ISABELO ARTACHO, Plaintiff-Appellant, v. THE PROVINCIAL BOARD OF PANGASINAN, Defendant-Appellee.

Isabelo Artacho, on his own behalf.

Solicitor-General Araneta, for Appellee.

SYLLABUS


1. CIVIL PROCEDURE; JURISDICTION OF THE COURTS OF FIRST INSTANCE AND JUSTICES OF THE PEACE. — An action for the purpose of having an ordinance of the provincial board declared void must be brought in a court of general jurisdiction, which is the Court of First Instance, and not before a justice of the peace.


D E C I S I O N


WILLARD, J.:


The court below dismissed this action because it was within the exclusive jurisdiction of a justice of the peace, and not within the jurisdiction of the Court of First Instance. The complaint alleged that the provincial board of the Province of Pangasinan had adopted an ordinance providing that any animal which should be found in the public park of Lingayen should be seized, and should be delivered to the owners only upon the payment of a certain fine. The complaint alleged that this ordinance was illegal, and that the provincial board had no power to adopt it. It alleged also that the authorities of the province had seized a goat belonging to plaintiff, which had never been returned, and that the damages which he had suffered by reason thereof amounted to 30 pesos. In his prayer he asked that the court declare, first, that the ordinance was illegal and void, and, second, that the provincial board be required to return to him the goat or pay its value, 25 pesos, and, third, that the board be required to pay him 30 pesos as damages.

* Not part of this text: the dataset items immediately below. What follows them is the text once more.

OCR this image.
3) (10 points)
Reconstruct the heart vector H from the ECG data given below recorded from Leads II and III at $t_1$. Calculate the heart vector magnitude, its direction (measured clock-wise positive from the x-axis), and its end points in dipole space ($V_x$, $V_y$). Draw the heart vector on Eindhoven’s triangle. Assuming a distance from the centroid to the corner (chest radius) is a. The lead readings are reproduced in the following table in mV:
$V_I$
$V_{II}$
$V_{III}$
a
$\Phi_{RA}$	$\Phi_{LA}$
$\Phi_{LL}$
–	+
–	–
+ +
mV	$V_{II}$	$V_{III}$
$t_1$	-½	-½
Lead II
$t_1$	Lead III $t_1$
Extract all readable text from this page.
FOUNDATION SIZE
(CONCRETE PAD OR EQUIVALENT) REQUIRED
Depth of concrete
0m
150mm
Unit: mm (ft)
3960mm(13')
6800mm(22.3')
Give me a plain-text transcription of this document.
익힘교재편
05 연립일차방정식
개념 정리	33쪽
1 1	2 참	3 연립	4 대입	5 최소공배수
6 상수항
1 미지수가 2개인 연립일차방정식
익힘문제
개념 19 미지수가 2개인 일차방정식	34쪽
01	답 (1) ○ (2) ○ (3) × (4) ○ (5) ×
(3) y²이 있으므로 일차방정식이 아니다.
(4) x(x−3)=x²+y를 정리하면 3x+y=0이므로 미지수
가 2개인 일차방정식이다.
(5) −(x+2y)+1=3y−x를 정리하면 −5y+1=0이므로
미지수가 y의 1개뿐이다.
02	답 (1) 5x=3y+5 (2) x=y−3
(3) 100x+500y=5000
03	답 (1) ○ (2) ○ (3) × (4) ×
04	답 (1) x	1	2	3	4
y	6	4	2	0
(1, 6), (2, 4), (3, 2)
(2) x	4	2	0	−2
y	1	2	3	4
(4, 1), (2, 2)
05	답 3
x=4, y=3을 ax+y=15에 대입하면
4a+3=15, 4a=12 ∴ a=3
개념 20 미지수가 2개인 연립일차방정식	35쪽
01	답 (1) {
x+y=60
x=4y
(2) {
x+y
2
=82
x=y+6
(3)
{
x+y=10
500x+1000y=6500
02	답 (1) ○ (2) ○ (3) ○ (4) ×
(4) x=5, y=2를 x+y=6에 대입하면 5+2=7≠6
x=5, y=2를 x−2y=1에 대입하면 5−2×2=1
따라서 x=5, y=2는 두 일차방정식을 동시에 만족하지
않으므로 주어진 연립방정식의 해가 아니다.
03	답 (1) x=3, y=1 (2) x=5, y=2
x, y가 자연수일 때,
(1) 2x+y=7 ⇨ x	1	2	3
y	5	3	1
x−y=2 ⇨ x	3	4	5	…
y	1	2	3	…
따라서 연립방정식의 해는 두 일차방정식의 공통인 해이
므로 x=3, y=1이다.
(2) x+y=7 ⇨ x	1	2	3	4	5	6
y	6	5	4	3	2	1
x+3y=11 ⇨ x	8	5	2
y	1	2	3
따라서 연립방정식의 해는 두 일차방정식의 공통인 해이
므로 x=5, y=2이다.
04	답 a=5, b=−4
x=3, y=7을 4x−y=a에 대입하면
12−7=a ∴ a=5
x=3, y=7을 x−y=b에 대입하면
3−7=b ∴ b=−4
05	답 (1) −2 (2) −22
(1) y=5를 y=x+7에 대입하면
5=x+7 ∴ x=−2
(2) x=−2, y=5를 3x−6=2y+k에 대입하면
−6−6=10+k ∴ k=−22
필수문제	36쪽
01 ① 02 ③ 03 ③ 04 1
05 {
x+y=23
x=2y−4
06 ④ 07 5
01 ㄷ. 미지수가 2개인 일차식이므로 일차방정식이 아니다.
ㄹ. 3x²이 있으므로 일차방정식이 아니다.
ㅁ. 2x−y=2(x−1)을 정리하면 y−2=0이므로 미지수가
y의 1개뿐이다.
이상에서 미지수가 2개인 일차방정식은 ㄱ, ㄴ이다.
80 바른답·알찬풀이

The theory of the court below was that the principal object of this action was to recover these two sums of 25 pesos and 30 pesos. To this we can not agree. We think the principal object was to obtain a judgment of the court that the ordinance of the provincial board was illegal and void, and that the recovery of damages was merely ancillary. That a justice of the peace has no jurisdiction of an action brought for the purpose of having an ordinance of the provincial board declared void, is, of course, clear. Such an action must be brought in a court of general jurisdiction, and in these Islands that court is the Court of First Instance. Such an action is included under paragraph 1 of section 56 of Act No. 136, which declares that Courts of First Instance shall have original jurisdiction "in all civil actions in which the subject of litigation is not capable of pecuniary estimation." The court below should not have dismissed this case on the ground that it was within the jurisdiction of the justice of the peace, but should have proceeded with it in the ordinary way.

Whether or not the plaintiff has selected the proper remedy, and whether or not an action in certiorari instead of an ordinary action is not the remedy of which he should have availed himself, are, of course, questions which we do not decide. Those are questions which it is the duty of the Court of First Instance to decide, and which it will have jurisdiction to determine when the case is remanded thereto. The Solicitor-General has filed a brief as the representative of the provincial board, and in it he takes the position that the case was within the jurisdiction of the Court of First Instance, and not of a justice of the peace.

The judgment of the court below is reversed without costs in this instance. After the expiration of twenty days, judgment will be entered in conformity herewith and the cause will be remanded to the lower court to be proceeded with in accordance with law.

Arellano, C.J., Torres, Mapa, Johnson and Carson, JJ., concur.